The presence of 12-foot-diameter dish antennas on suburban lawns is eliciting calls for zoning restrictions on antennas and right-to-satellite-dish laws.
With what appears to be an ear to the stars, the antennas pick up a proliferation of television signals relayed by satellites 22,000 miles above the earth. The available broadcasts range from Ted Turner's superstation to religious fare, Home Box Office, and dozens of other channels.
The dishes are generally too large to fit on the roof of a house, so owners have put them smack dab in the center of their yards.

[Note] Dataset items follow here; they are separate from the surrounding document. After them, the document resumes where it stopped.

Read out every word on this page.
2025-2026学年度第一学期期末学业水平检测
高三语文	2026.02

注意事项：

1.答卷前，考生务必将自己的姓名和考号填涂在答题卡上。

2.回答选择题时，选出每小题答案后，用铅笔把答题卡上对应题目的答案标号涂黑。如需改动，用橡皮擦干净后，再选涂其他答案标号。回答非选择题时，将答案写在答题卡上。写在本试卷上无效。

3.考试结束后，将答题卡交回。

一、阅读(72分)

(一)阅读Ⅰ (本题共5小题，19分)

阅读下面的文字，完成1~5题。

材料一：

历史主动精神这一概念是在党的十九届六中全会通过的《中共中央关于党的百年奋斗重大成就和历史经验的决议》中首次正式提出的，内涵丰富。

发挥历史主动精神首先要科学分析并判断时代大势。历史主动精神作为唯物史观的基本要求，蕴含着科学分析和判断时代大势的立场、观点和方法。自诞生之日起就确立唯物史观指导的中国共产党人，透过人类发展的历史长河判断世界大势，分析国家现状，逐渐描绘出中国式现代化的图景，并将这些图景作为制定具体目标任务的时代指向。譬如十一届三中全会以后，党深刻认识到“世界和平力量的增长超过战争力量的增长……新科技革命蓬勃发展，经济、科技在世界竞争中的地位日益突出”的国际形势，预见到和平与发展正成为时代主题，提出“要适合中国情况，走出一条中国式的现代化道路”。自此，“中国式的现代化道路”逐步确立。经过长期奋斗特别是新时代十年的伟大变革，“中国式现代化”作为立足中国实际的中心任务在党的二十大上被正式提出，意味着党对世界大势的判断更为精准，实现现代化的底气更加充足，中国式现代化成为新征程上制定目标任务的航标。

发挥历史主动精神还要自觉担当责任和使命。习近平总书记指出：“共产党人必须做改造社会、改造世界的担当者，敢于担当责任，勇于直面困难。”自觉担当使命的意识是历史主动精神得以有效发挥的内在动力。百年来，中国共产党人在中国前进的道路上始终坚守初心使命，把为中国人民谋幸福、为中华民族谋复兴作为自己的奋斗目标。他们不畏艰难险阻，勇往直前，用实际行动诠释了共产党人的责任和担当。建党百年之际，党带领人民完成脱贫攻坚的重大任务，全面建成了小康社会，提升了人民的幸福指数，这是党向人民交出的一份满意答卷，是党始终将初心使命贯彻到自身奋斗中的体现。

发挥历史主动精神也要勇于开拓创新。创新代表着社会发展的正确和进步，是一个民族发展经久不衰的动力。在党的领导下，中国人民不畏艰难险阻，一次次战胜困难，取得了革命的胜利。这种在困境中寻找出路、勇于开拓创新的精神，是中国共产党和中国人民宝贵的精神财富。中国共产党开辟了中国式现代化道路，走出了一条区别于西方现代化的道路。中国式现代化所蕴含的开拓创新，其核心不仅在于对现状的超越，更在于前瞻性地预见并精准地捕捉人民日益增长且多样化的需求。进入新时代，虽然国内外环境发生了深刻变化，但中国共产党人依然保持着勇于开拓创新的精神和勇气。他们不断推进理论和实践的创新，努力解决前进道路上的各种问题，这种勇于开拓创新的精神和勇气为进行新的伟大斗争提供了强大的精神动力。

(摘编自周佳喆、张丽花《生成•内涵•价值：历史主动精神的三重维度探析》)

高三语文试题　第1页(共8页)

However great their entertainment value, for those whose view is limited to the antenna, the sight is anything but amusing.
''They're just plain ugly,'' says Peter M. Kelly, police commissioner of Kings Point, N.Y. His community passed an ordinance forbidding the construction of satellite earth stations on the basis of a dish antenna installed at a home in a neighboring town. ''And you don't just plop the thing in your yard,'' he says. ''It has to be set in concrete so it can pick up the signal.''
''I don't know what all the fuss is about,'' says the owner of a dish antenna in Wolcott, Conn. ''If someone else can plant a tree in their yard, why can't I plant an antenna?''
Not all towns or neighbors react with disdain; many are merely indifferent. Then there are Fred Hopengarten's neighbors. He is president of Channel One for Satellite TV in Boston and owns a backyard earth station. ''I have a neighbor who was already convinced her wisteria wasn't growing right because of my ham radio antennas,'' he says. ''I can't imagine what she thinks of my satellite antenna.''
Anywhere from 40,000 to 55,000 earth stations are now planted on plots of residential acreage or attached to customers' roofs in the United States. An additional 5,000 stations enter the distribution pipeline every month, according to industry figures. Two of the major markets for home satellite stations are rural dwellers, who must often endure weak TV signals, and apartment dwellers, who band together to split the cost of a dish, which is upwards of $10,000. For them, viewing a dish is rarely a problem.
But in the tightly packed lots of suburbia, satellite earth stations are about as inconspicuous as commercial searchlights, and to many, just as aesthetically pleasing. Their appearance has led to a flood of local ordinances restricting their use in dozens of towns from coast to coast. In one instance, an ordinance resulted in a lawsuit that ended in up in the Georgia Supreme Court. In short, the owner finally was forced to move his dish from the front yard to the backyard.
Most of the new laws simply require that the antennas at least be put in an owner's backyard or be concealed by bushes. But to be effective, the antennas need a clear view to the southern horizon because the satellites generally are in geosynchonous orbit above the equator. This means that often a dish has to be placed in the front yard - in clear view of neighbors.
The meteoric rise in sales forecasted for dish antennas may further cloud the issue. Kenneth G. Bosomworth, president of International Resources Development, a research-marketing firm that recently did a study on the subject, says there could be 15 million homes with small rooftop satellite dishes by 1990.
Ordinances that would regulate or outlaw what amounts to the least complicated component of satellite broadcasting has several corporate giants squirming. So far eight firms have won approval for direct satellite broadcasting.
But none of the companies is expressing too much concern. The satellites that will come on line in 1986 or later will be much more powerful and should require antennas that are only two or three feet in diameter and cost $350 to $450, though the technology is not yet operational. If the size of the antennas is reduced, they would likely be no more controversial than any other conventional rooftop antenna, says Mr. Hopengarten.
Nonetheless, one industry trade group is currently developing a model zoning ordinance they hope will satisfy both local communities and earth station owners.